BB pour Boris Berezovsky. Un concert attendu, reporté, donné en avant-dernière séance du Festival al-Bustan. Un concert d’un pianiste virtuose, à l’énergie inépuisable, qui n’a pas déçu son auditoire. Surtout avec des partitions russes d’une bravoure déconcertante...

Aux dernières nouvelles, alarmantes, le public a paniqué. Avec la mort subite de l’homme d’affaires russe exilé, homonyme du pianiste, la confusion, pour un instant, s’est installée. Mais très vite l’éclaircissement est venu: il s’agissait de Boris Abramovitch Berezovsky et non pas de Boris Vadimovitch Berezovsky. Ce dernier est apparu hier soir sous les acclamations de l’auditoire dans une salle non comble, mais relativement bien remplie.

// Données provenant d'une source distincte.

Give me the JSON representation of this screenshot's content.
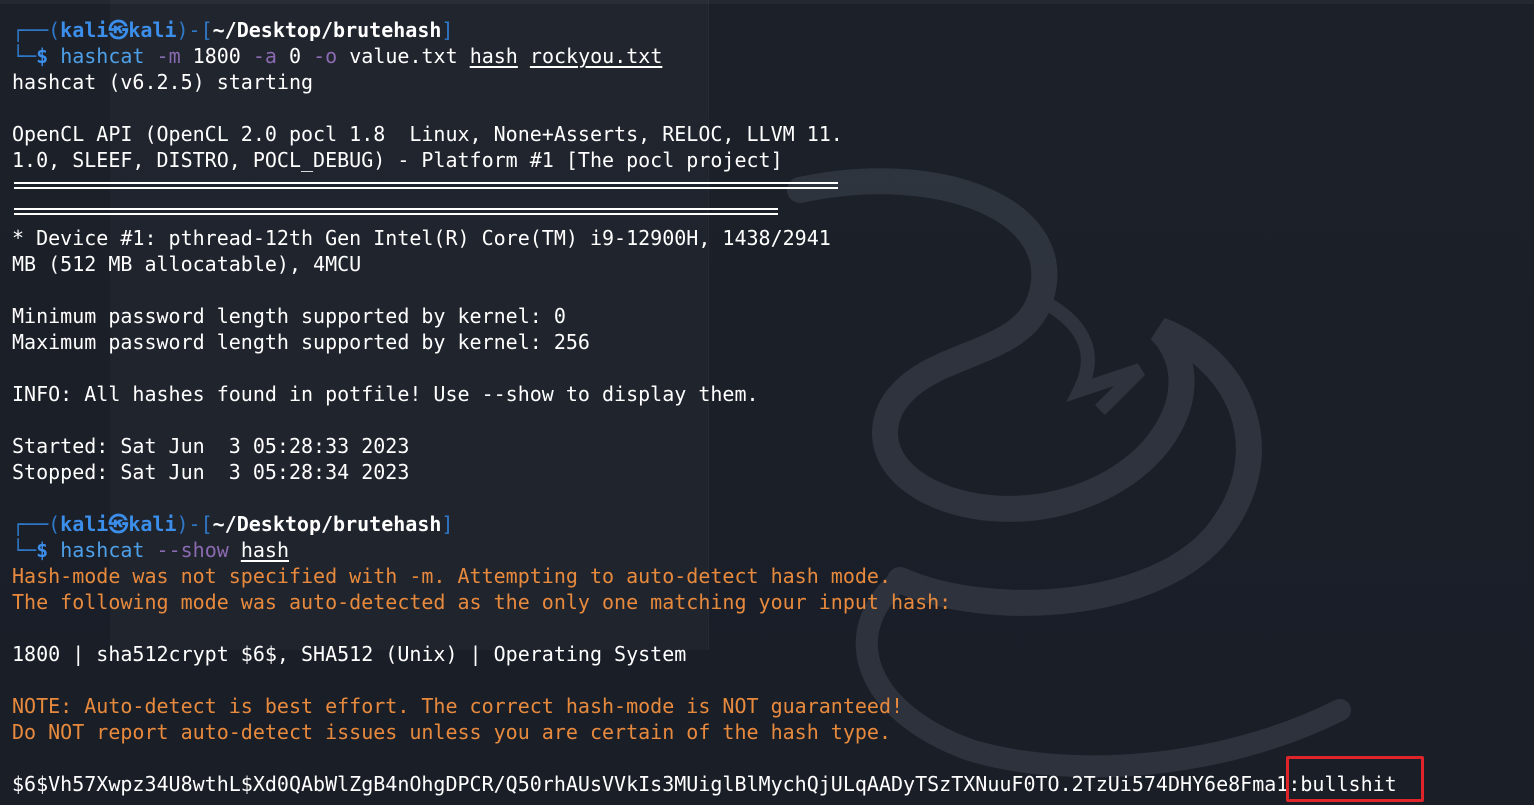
{
  "prompt1": {
    "corner_top": "┌──(",
    "user": "kali",
    "at": "㉿",
    "host": "kali",
    "mid": ")-[",
    "path": "~/Desktop/brutehash",
    "end": "]",
    "corner_bottom": "└─",
    "dollar": "$",
    "cmd": "hashcat",
    "opt1": "-m",
    "val1": "1800",
    "opt2": "-a",
    "val2": "0",
    "opt3": "-o",
    "val3": "value.txt",
    "arg1": "hash",
    "arg2": "rockyou.txt"
  },
  "output1": {
    "starting": "hashcat (v6.2.5) starting",
    "opencl1": "OpenCL API (OpenCL 2.0 pocl 1.8  Linux, None+Asserts, RELOC, LLVM 11.",
    "opencl2": "1.0, SLEEF, DISTRO, POCL_DEBUG) - Platform #1 [The pocl project]",
    "device1": "* Device #1: pthread-12th Gen Intel(R) Core(TM) i9-12900H, 1438/2941",
    "device2": "MB (512 MB allocatable), 4MCU",
    "minpw": "Minimum password length supported by kernel: 0",
    "maxpw": "Maximum password length supported by kernel: 256",
    "info": "INFO: All hashes found in potfile! Use --show to display them.",
    "started": "Started: Sat Jun  3 05:28:33 2023",
    "stopped": "Stopped: Sat Jun  3 05:28:34 2023"
  },
  "prompt2": {
    "cmd": "hashcat",
    "opt1": "--show",
    "arg1": "hash"
  },
  "output2": {
    "warn1": "Hash-mode was not specified with -m. Attempting to auto-detect hash mode.",
    "warn2": "The following mode was auto-detected as the only one matching your input hash:",
    "mode": "1800 | sha512crypt $6$, SHA512 (Unix) | Operating System",
    "note1": "NOTE: Auto-detect is best effort. The correct hash-mode is NOT guaranteed!",
    "note2": "Do NOT report auto-detect issues unless you are certain of the hash type.",
    "hash": "$6$Vh57Xwpz34U8wthL$Xd0QAbWlZgB4nOhgDPCR/Q50rhAUsVVkIs3MUiglBlMychQjULqAADyTSzTXNuuF0TO.2TzUi574DHY6e8Fma1:",
    "password": "bullshit"
  },
  "colors": {
    "background": "#1c2029",
    "prompt_blue": "#3b8eea",
    "option_purple": "#8a6ab0",
    "warning_orange": "#e88a3d",
    "highlight_red": "#e0252a"
  }
}
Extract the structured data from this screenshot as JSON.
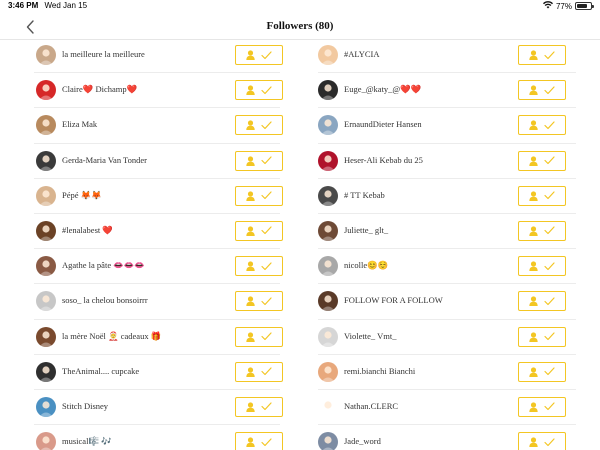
{
  "status_bar": {
    "time": "3:46 PM",
    "date": "Wed Jan 15",
    "wifi_icon": "wifi-icon",
    "battery": "77%",
    "battery_level": 0.77
  },
  "nav": {
    "back_icon": "chevron-left-icon",
    "title": "Followers (80)"
  },
  "accent_color": "#f3c623",
  "follow_button": {
    "icons": [
      "person-icon",
      "checkmark-icon"
    ]
  },
  "followers": {
    "left": [
      {
        "name": "la meilleure la meilleure",
        "avatar_color": "#c9a88a"
      },
      {
        "name": "Claire❤️ Dichamp❤️",
        "avatar_color": "#d62828"
      },
      {
        "name": "Eliza Mak",
        "avatar_color": "#b88a5e"
      },
      {
        "name": "Gerda-Maria Van Tonder",
        "avatar_color": "#3a3a3a"
      },
      {
        "name": "Pépé 🦊🦊",
        "avatar_color": "#d9b48f"
      },
      {
        "name": "#lenalabest ❤️",
        "avatar_color": "#6b4226"
      },
      {
        "name": "Agathe la pâte 👄👄👄",
        "avatar_color": "#8a5a44"
      },
      {
        "name": "soso_ la chelou bonsoirrr",
        "avatar_color": "#c7c7c7"
      },
      {
        "name": "la mère Noël 🤶 cadeaux 🎁",
        "avatar_color": "#7a4a2e"
      },
      {
        "name": "TheAnimal.... cupcake",
        "avatar_color": "#2f2f2f"
      },
      {
        "name": "Stitch Disney",
        "avatar_color": "#4a90c2"
      },
      {
        "name": "musical🎼 🎶",
        "avatar_color": "#d99a8a"
      }
    ],
    "right": [
      {
        "name": "#ALYCIA",
        "avatar_color": "#f2c9a0"
      },
      {
        "name": "Euge_@katy_@❤️❤️",
        "avatar_color": "#2b2b2b"
      },
      {
        "name": "ErnaundDieter Hansen",
        "avatar_color": "#8aa6c1"
      },
      {
        "name": "Heser-Ali Kebab du 25",
        "avatar_color": "#b0122b"
      },
      {
        "name": "# TT Kebab",
        "avatar_color": "#4a4a4a"
      },
      {
        "name": "Juliette_ glt_",
        "avatar_color": "#6e4a36"
      },
      {
        "name": "nicolle😊☺️",
        "avatar_color": "#a8a8a8"
      },
      {
        "name": "FOLLOW FOR A FOLLOW",
        "avatar_color": "#5a3a28"
      },
      {
        "name": "Violette_ Vmt_",
        "avatar_color": "#d6d6d6"
      },
      {
        "name": "remi.bianchi Bianchi",
        "avatar_color": "#e8a87c"
      },
      {
        "name": "Nathan.CLERC",
        "avatar_color": "#ffffff"
      },
      {
        "name": "Jade_word",
        "avatar_color": "#7d8ca3"
      }
    ]
  }
}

Invité pour la huitième fois en vingt ans de festival sur ces mêmes planches, costume gris sur col dégrafé, le pianiste a pris la patine du temps. À quarante-quatre ans, les cheveux ne sont plus d’ébène mais sel et poivre et la corpulence a du bedon. «Tout juste enveloppé», aurait dit l’un des plus célèbres personnages d’Uderzo et Goscinny...
Mais dès que Boris Berezovsky se met devant les touches d’ivoire, en toute légèreté, la magie opère. Des mains que nul n’attrape et qui voyagent, en une incroyable vitesse et énergie, aux horizons les plus divers et les plus lointains. Entre ces mains puissantes, aux caresses les plus fluides, les plus douces, les plus martiales, les plus tranchantes, bref des mains de crack, le piano devient simple jouet, parfaitement maîtrisé.
Aux heureux fans venus l’applaudir, cet homme exceptionnellement doué, à la carrière entamée à l’âge de vingt-cinq ans au Wigmore Hall de Londres, a concocté un programme (guère annoncé d’avance!) aux lueurs romantiques, avec des pages où la Russie, par-delà maestria et brio, a plus d’une facette...
Ouverture en douceur avec l’Arabesque en do majeur op 18 de Schumann. Courbes sonores d’une grande tendresse avec des envolées contenues pour cette fantaisie aux couleurs à la fois entrelacées et estompées. Avec des arpèges et des appoggiatures fins comme une broderie délicatement tissée.
La voix est toujours à Schumann. Avec la Toccata en ré majeur, les pédales sont lâchées à bride abattue sous une frénésie de doubles croches. Une œuvre aux attaques impérieuses, comme des lance-flammes, placée sous les pompes des grands orgues de Bach et la poésie de Novalis. Alliance adroite de la rigueur et d’un imaginaire bouillonnant sous des accords fastueux, aux allures d’une irrépressible
mitraille.
Pour prendre le relais quel autre choix que la Sonate pour piano op 14 en do dièse mineur, op 27 dite Clair de lune du maître de Bonn ?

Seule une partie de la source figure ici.